Председателем профкома был белобрысый грузный мужчина, с маленькими голубыми глазками и выцветшими, как мочалки, бровями. Прочитав бумажку, которую Ольга положила перед ним на стол, он зачем-то, вытянув шею, взглянул в окно, почесал затылок и многозначительно помолчал. Потом, словно что-то решая про себя, пробарабанил пальцами по столу и отодвинул бумажку в левую сторону, где она сразу же затерялась в груде точно таких же бумаг.

— Знаем, знаем о Шадрине. Уже и звонили, и приходили из факультетского профкома. Вот тут есть даже отношение деканата и партийной организации. — В кипе документов председатель отыскал нужную бумажку и, беззвучно шевеля губами, прочитал ее, потом поднял на Ольгу свои остренькие, глубоко спрятанные глаза, взгляд которых оставался по-прежнему непроницаем. — Что будет к лету — посмотрим. А сейчас путевок нет. За первый квартал этого года… Да что там первый — за добрую половину второго квартала мы уже исчерпали все возможности.

Перед носом председателя затрещал телефон. Он взял трубку. Слушая его разговор о трех машинах картофеля, который был послан подшефным колхозом в студенческую столовую, Ольга наблюдала за простоватым лицом председателя, и в этой видимой простоте прочитала неприятно хитроватое, мелочное. «Он и форму-то военную носит, наверное, для того, чтобы играть в демократию, мол, фронтовик…» — подумала Ольга, наблюдая, как бесцветные тонкие губы председателя сошлись в озабоченном морщинистом узелке. Что-то скорбно-бабье было в складках его губ.

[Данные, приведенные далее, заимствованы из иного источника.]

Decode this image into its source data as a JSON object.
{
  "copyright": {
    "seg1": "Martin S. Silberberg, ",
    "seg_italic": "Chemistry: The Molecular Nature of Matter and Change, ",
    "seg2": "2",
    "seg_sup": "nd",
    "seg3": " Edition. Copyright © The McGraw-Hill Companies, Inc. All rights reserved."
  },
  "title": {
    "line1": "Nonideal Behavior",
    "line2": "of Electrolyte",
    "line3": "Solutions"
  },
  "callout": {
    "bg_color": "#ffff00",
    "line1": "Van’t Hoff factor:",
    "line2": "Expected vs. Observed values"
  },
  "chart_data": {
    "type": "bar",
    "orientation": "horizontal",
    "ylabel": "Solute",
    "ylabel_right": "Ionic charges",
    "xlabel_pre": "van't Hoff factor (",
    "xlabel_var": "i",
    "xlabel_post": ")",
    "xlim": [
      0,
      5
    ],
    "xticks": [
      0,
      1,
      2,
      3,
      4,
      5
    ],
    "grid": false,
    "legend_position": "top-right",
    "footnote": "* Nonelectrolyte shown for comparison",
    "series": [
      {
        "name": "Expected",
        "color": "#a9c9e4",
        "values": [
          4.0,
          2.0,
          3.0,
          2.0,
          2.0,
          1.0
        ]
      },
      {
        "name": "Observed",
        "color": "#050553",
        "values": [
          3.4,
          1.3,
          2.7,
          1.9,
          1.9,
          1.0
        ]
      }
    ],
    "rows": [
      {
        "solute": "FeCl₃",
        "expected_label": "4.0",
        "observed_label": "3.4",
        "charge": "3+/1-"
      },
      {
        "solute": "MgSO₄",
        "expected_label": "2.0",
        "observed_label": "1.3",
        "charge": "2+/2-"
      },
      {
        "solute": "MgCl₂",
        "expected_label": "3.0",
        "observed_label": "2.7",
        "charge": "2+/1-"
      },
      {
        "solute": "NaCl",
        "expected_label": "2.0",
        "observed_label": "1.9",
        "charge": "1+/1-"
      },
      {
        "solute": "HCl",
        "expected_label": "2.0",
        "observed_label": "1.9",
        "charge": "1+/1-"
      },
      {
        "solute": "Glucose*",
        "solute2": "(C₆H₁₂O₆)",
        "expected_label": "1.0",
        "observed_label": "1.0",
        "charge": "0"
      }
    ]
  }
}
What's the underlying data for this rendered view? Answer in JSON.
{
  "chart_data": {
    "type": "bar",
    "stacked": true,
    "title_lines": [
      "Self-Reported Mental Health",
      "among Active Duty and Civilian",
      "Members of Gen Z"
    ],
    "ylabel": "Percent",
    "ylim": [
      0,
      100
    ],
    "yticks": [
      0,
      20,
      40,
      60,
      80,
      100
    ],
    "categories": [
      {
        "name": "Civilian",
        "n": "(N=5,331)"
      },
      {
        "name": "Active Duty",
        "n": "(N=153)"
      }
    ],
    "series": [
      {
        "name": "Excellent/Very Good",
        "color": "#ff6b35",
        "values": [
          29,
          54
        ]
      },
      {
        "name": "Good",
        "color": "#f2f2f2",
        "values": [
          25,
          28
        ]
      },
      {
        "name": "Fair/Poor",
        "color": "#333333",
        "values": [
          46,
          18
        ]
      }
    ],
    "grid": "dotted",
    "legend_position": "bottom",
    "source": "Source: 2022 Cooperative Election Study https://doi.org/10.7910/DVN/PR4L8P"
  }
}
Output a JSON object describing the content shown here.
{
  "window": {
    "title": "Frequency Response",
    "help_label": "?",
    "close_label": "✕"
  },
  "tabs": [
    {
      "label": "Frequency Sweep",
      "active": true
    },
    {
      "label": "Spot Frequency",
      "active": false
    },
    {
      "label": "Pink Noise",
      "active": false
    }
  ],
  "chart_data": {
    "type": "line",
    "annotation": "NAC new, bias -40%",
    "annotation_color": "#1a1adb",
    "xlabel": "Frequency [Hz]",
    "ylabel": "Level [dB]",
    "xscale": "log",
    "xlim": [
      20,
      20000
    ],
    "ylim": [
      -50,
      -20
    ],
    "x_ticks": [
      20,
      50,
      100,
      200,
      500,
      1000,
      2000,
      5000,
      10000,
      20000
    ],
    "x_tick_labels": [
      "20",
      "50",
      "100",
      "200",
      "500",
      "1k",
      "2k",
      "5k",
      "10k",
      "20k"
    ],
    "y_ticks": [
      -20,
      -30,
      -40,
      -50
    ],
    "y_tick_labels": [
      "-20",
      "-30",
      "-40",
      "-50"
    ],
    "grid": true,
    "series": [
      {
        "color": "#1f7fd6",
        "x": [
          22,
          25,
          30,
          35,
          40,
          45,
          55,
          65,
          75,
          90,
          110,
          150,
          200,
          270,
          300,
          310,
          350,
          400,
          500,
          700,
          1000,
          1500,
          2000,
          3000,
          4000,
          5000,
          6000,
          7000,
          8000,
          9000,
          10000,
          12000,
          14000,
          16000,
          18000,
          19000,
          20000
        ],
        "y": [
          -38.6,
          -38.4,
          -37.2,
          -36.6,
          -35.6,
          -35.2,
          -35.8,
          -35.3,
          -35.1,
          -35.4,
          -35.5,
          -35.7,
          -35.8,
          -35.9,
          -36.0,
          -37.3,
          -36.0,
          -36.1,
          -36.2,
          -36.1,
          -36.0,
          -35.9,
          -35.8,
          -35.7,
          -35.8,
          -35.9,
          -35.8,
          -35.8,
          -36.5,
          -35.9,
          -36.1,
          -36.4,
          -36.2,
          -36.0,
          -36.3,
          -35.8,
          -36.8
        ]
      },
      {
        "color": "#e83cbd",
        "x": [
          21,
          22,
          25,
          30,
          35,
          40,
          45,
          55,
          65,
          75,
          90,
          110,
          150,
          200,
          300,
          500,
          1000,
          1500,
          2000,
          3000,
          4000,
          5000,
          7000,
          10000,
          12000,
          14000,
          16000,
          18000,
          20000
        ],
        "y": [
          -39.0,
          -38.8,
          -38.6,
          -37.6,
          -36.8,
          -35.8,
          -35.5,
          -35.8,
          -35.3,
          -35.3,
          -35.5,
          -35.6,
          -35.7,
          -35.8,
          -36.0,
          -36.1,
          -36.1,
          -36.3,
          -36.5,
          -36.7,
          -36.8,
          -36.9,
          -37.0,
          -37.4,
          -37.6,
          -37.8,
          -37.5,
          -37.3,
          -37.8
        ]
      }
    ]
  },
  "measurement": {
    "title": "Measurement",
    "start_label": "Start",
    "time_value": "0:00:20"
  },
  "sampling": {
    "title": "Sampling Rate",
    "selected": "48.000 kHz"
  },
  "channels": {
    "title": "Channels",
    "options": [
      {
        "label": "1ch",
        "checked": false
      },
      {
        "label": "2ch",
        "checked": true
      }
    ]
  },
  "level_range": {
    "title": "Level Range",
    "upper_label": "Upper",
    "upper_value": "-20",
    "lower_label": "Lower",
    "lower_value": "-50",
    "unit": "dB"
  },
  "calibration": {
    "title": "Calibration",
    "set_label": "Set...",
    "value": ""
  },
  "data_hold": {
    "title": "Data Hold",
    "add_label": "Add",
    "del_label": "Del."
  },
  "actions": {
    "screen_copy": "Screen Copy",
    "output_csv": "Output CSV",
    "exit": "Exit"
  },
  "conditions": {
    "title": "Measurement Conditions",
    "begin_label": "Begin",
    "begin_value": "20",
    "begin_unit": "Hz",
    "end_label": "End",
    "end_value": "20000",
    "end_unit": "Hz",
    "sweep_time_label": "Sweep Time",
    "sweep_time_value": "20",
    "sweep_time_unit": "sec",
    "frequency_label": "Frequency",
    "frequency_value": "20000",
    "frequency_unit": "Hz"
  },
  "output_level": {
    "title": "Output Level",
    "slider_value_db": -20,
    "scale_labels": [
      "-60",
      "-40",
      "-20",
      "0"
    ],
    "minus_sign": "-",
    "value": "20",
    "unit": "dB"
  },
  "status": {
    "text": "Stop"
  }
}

Председатель положил трубку и, словно не замечая посетительницу, уже собрался уходить из кабинета. Ольга привстала и загородила ему дорогу.

— Товарищ Фоменко, студент Шадрин только что перенес тяжелую операцию. Он инвалид Отечественной войны. У него восемь правительственных наград! Неужели вы не можете ему помочь?

— Вот, смотрите! — Председатель положил широкую ладонь на кипу документов. — Все это заявления с просьбой о предоставлении курортных путевок. Пятьдесят процентов из них — инвалиды Отечественной войны и орденоносцы. Всем им курорт рекомендуют по состоянию здоровья. Но где, где, скажите вы мне, я возьму путевки, если нам отпускают на квартал строгий лимит?! Мы чуть ли не со слезами, а иногда даже с кулаками, добываем каждую лишнюю путевку. А теперь обком союза нам категорически заявил, что до начала второго квартала — ни одной путевки! Даже в дома отдыха. Оставьте заявление — на следующем заседании разберем.